3. Backup the compromised hosts

Data integrity may be jeopardized when triaging some types of malware, including certain strains of malware. To mitigate this risk, it’s good practice to always create a backup of ransomware-infected systems before beginning remediation. This way, if something unexpected occurs during decryption, you can always restore the system (to its encrypted, unusable state) and try to repeat the decryption process.

Check out this blog post for more information on how to respond to a ransomware incident.

4. Reset compromised credentials

There’s a significant risk that multiple credentials may have been stolen and transmitted to threat actors in the time between infection and discovery of the malware. With this in mind, it’s important to reset any login credentials that may have been compromised during the incident, being careful to adhere to best practices for creating and managing new passwords. When resetting credentials, be wary of locking yourself out of any systems or services that may be needed during recovery.

5. Eradicate the malware

The process of removing malware from impacted hosts can vary depending on the extent of the infection. For regular infections, a good antivirus solution will be capable of removing the malware. In these cases, malware should usually be quarantined rather than deleted so that it can be analyzed later if needed.

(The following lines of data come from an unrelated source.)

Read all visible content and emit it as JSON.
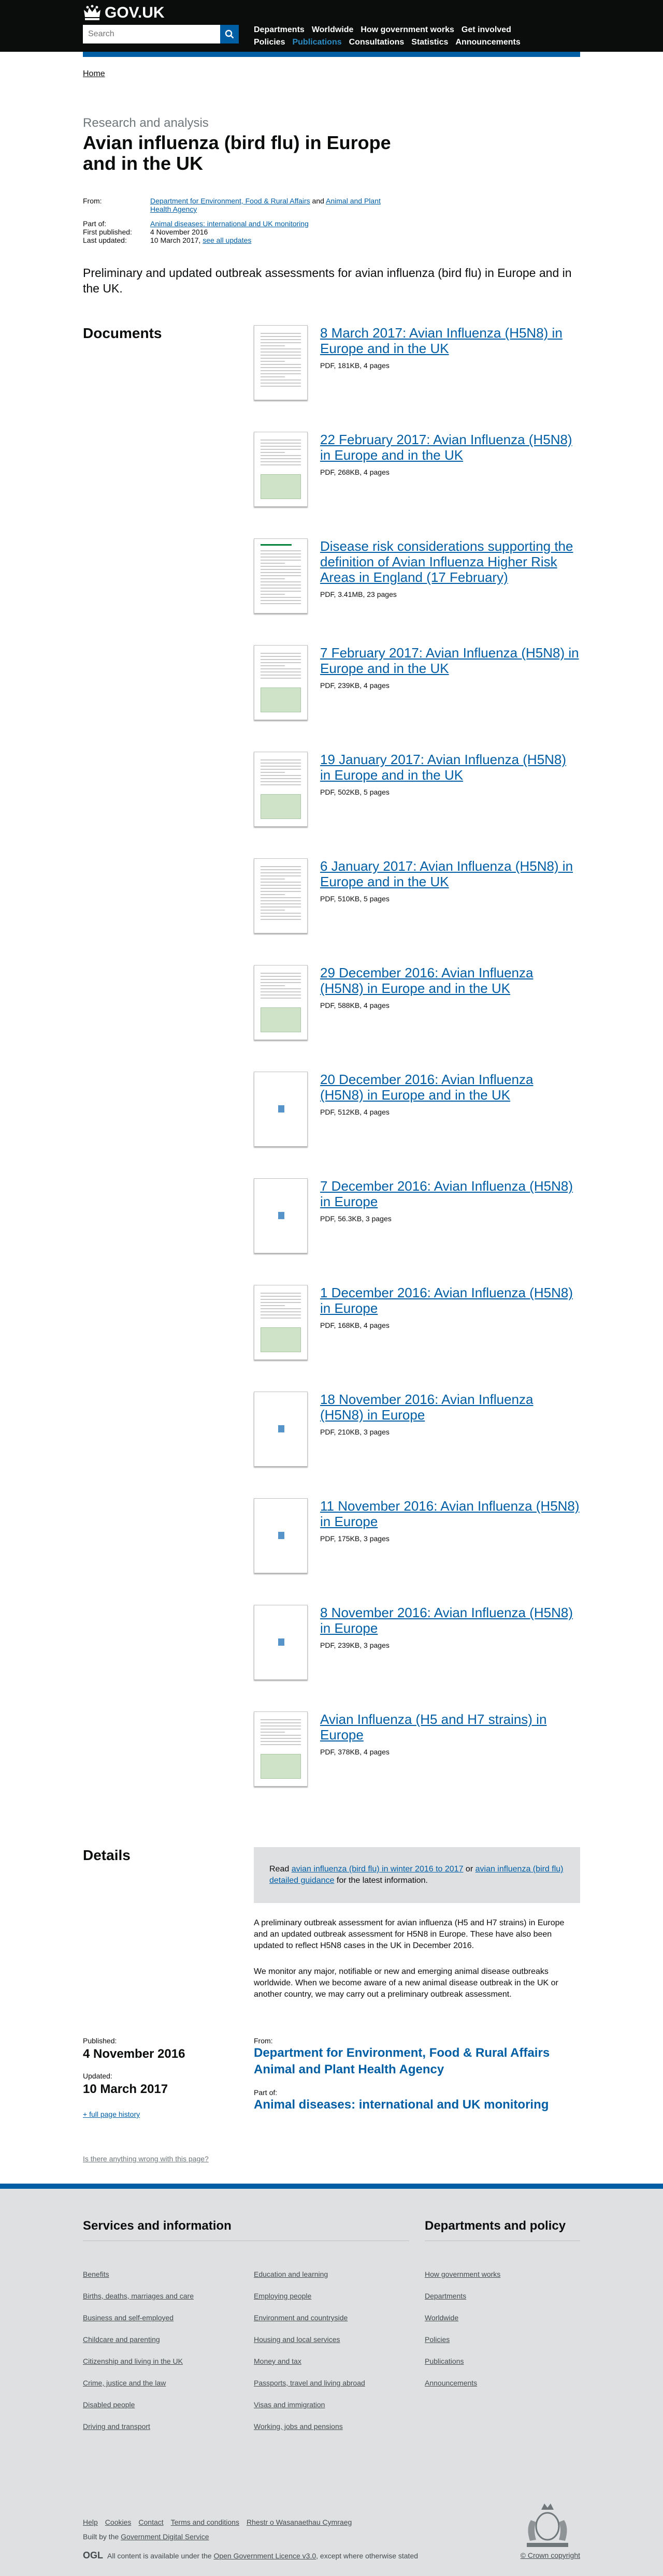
{
  "header": {
    "logo_text": "GOV.UK",
    "search_placeholder": "Search",
    "nav": [
      "Departments",
      "Worldwide",
      "How government works",
      "Get involved",
      "Policies",
      "Publications",
      "Consultations",
      "Statistics",
      "Announcements"
    ],
    "active_nav": "Publications"
  },
  "breadcrumb": "Home",
  "page": {
    "caption": "Research and analysis",
    "title": "Avian influenza (bird flu) in Europe and in the UK",
    "from_label": "From:",
    "from_org1": "Department for Environment, Food & Rural Affairs",
    "from_and": "and",
    "from_org2": "Animal and Plant Health Agency",
    "part_of_label": "Part of:",
    "part_of": "Animal diseases: international and UK monitoring",
    "first_published_label": "First published:",
    "first_published": "4 November 2016",
    "last_updated_label": "Last updated:",
    "last_updated": "10 March 2017,",
    "see_all_updates": "see all updates",
    "description": "Preliminary and updated outbreak assessments for avian influenza (bird flu) in Europe and in the UK."
  },
  "documents_heading": "Documents",
  "documents": [
    {
      "title": "8 March 2017: Avian Influenza (H5N8) in Europe and in the UK",
      "meta": "PDF, 181KB, 4 pages",
      "thumb": "text"
    },
    {
      "title": "22 February 2017: Avian Influenza (H5N8) in Europe and in the UK",
      "meta": "PDF, 268KB, 4 pages",
      "thumb": "map"
    },
    {
      "title": "Disease risk considerations supporting the definition of Avian Influenza Higher Risk Areas in England (17 February)",
      "meta": "PDF, 3.41MB, 23 pages",
      "thumb": "green"
    },
    {
      "title": "7 February 2017: Avian Influenza (H5N8) in Europe and in the UK",
      "meta": "PDF, 239KB, 4 pages",
      "thumb": "map"
    },
    {
      "title": "19 January 2017: Avian Influenza (H5N8) in Europe and in the UK",
      "meta": "PDF, 502KB, 5 pages",
      "thumb": "map"
    },
    {
      "title": "6 January 2017: Avian Influenza (H5N8) in Europe and in the UK",
      "meta": "PDF, 510KB, 5 pages",
      "thumb": "text"
    },
    {
      "title": "29 December 2016: Avian Influenza (H5N8) in Europe and in the UK",
      "meta": "PDF, 588KB, 4 pages",
      "thumb": "map"
    },
    {
      "title": "20 December 2016: Avian Influenza (H5N8) in Europe and in the UK",
      "meta": "PDF, 512KB, 4 pages",
      "thumb": "blank"
    },
    {
      "title": "7 December 2016: Avian Influenza (H5N8) in Europe",
      "meta": "PDF, 56.3KB, 3 pages",
      "thumb": "blank"
    },
    {
      "title": "1 December 2016: Avian Influenza (H5N8) in Europe",
      "meta": "PDF, 168KB, 4 pages",
      "thumb": "map"
    },
    {
      "title": "18 November 2016: Avian Influenza (H5N8) in Europe",
      "meta": "PDF, 210KB, 3 pages",
      "thumb": "blank"
    },
    {
      "title": "11 November 2016: Avian Influenza (H5N8) in Europe",
      "meta": "PDF, 175KB, 3 pages",
      "thumb": "blank"
    },
    {
      "title": "8 November 2016: Avian Influenza (H5N8) in Europe",
      "meta": "PDF, 239KB, 3 pages",
      "thumb": "blank"
    },
    {
      "title": "Avian Influenza (H5 and H7 strains) in Europe",
      "meta": "PDF, 378KB, 4 pages",
      "thumb": "map"
    }
  ],
  "details": {
    "heading": "Details",
    "callout_pre": "Read",
    "callout_link1": "avian influenza (bird flu) in winter 2016 to 2017",
    "callout_or": "or",
    "callout_link2": "avian influenza (bird flu) detailed guidance",
    "callout_post": "for the latest information.",
    "para1": "A preliminary outbreak assessment for avian influenza (H5 and H7 strains) in Europe and an updated outbreak assessment for H5N8 in Europe. These have also been updated to reflect H5N8 cases in the UK in December 2016.",
    "para2": "We monitor any major, notifiable or new and emerging animal disease outbreaks worldwide. When we become aware of a new animal disease outbreak in the UK or another country, we may carry out a preliminary outbreak assessment."
  },
  "publisher": {
    "published_label": "Published:",
    "published": "4 November 2016",
    "updated_label": "Updated:",
    "updated": "10 March 2017",
    "history_link": "+ full page history",
    "from_label": "From:",
    "org1": "Department for Environment, Food & Rural Affairs",
    "org2": "Animal and Plant Health Agency",
    "part_of_label": "Part of:",
    "part_of": "Animal diseases: international and UK monitoring"
  },
  "report_link": "Is there anything wrong with this page?",
  "footer": {
    "services_heading": "Services and information",
    "departments_heading": "Departments and policy",
    "services_col1": [
      "Benefits",
      "Births, deaths, marriages and care",
      "Business and self-employed",
      "Childcare and parenting",
      "Citizenship and living in the UK",
      "Crime, justice and the law",
      "Disabled people",
      "Driving and transport"
    ],
    "services_col2": [
      "Education and learning",
      "Employing people",
      "Environment and countryside",
      "Housing and local services",
      "Money and tax",
      "Passports, travel and living abroad",
      "Visas and immigration",
      "Working, jobs and pensions"
    ],
    "departments": [
      "How government works",
      "Departments",
      "Worldwide",
      "Policies",
      "Publications",
      "Announcements"
    ],
    "meta_links": [
      "Help",
      "Cookies",
      "Contact",
      "Terms and conditions",
      "Rhestr o Wasanaethau Cymraeg"
    ],
    "built_pre": "Built by the",
    "built_link": "Government Digital Service",
    "ogl": "OGL",
    "licence_pre": "All content is available under the",
    "licence_link": "Open Government Licence v3.0",
    "licence_post": ", except where otherwise stated",
    "copyright": "© Crown copyright"
  }
}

For more complex incidents, wiping the affected devices and reinstalling the operating system may be a better option, particularly if:

• Ransomware is involved.
• The host has been infected for an unknown period of time.
• The host has been infected with backdoors, rootkits, or other complex forms of malware.
• It’s not clear if the additional malicious activity has taken place on the infected host.

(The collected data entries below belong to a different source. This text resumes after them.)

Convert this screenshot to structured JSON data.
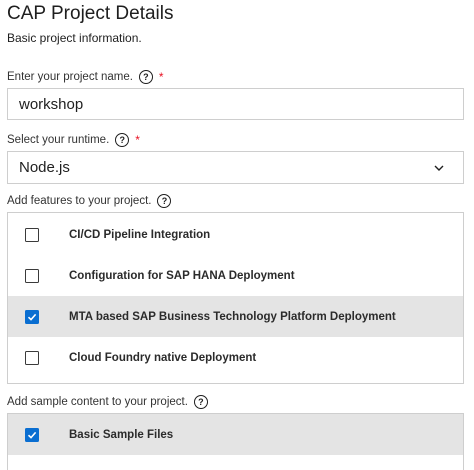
{
  "header": {
    "title": "CAP Project Details",
    "subtitle": "Basic project information."
  },
  "project_name": {
    "label": "Enter your project name.",
    "required_marker": "*",
    "help_icon": "question-circle-icon",
    "value": "workshop"
  },
  "runtime": {
    "label": "Select your runtime.",
    "required_marker": "*",
    "help_icon": "question-circle-icon",
    "selected": "Node.js",
    "dropdown_icon": "chevron-down-icon"
  },
  "features": {
    "label": "Add features to your project.",
    "help_icon": "question-circle-icon",
    "items": [
      {
        "label": "CI/CD Pipeline Integration",
        "checked": false
      },
      {
        "label": "Configuration for SAP HANA Deployment",
        "checked": false
      },
      {
        "label": "MTA based SAP Business Technology Platform Deployment",
        "checked": true
      },
      {
        "label": "Cloud Foundry native Deployment",
        "checked": false
      }
    ]
  },
  "samples": {
    "label": "Add sample content to your project.",
    "help_icon": "question-circle-icon",
    "items": [
      {
        "label": "Basic Sample Files",
        "checked": true
      }
    ]
  },
  "colors": {
    "checkbox_checked": "#0a6ed1",
    "selected_row_bg": "#e4e4e4",
    "required_star": "#e81123"
  }
}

In the above scenarios, rebuilding compromised hosts from scratch is the most reliable way for an organization to be certain that the infection has been fully eradicated.

6. Restore from backups

If you are restoring your hosts from backups, you must be absolutely certain that the backups are free from malware to avoid reinfecting your system. Once a device has been restored, it can be connected to a clean network to download and install updates for the operating system and other applications.

7. Reconnect to the network

At its core, recovering from a malware incident is all about temporary containment and restoring the functionality of impacted devices. Now that you’ve eradicated the malware via disinfection or reimaging, the last step in the recovery process is to put an end to your temporary containment measures.

Once you’re confident that the impacted network is clean, reconnect the recovered devices to the network and enable any services that you might have disabled. In the hours, days, and weeks that follow, you’ll need to keep a close eye on the network for signs of suspicious activity that could indicate potential compromise.

8. Learn from the incident

Treat every malware incident as a learning opportunity. It might sound a little trite, but looking back at the incident with a critical eye can help you better understand how the infection occurred, how prepared you were to deal with the threat, and what improvements you could make to your response procedures.

Post-mortem learning exercises can help identify and resolve vulnerabilities, and reduce the risk of a repeat incident. Possible actions may include making changes to the organization’s security policies, tweaking software or operating system settings, reconfiguring security applications, investing in new cybersecurity tools, amending formal response procedures, and so on.

Conclusion

Knowing how to effectively respond to a malware infection can stop an incident from snowballing into a bigger, costlier, and more disruptive problem.

The guidance provided in this article covers general best practices for resolving a malware incident. However, it’s important to note that malware can vary greatly in terms of capability, complexity, and persistence; as such, remediation should always be tailored to the unique requirements of the impacted organization.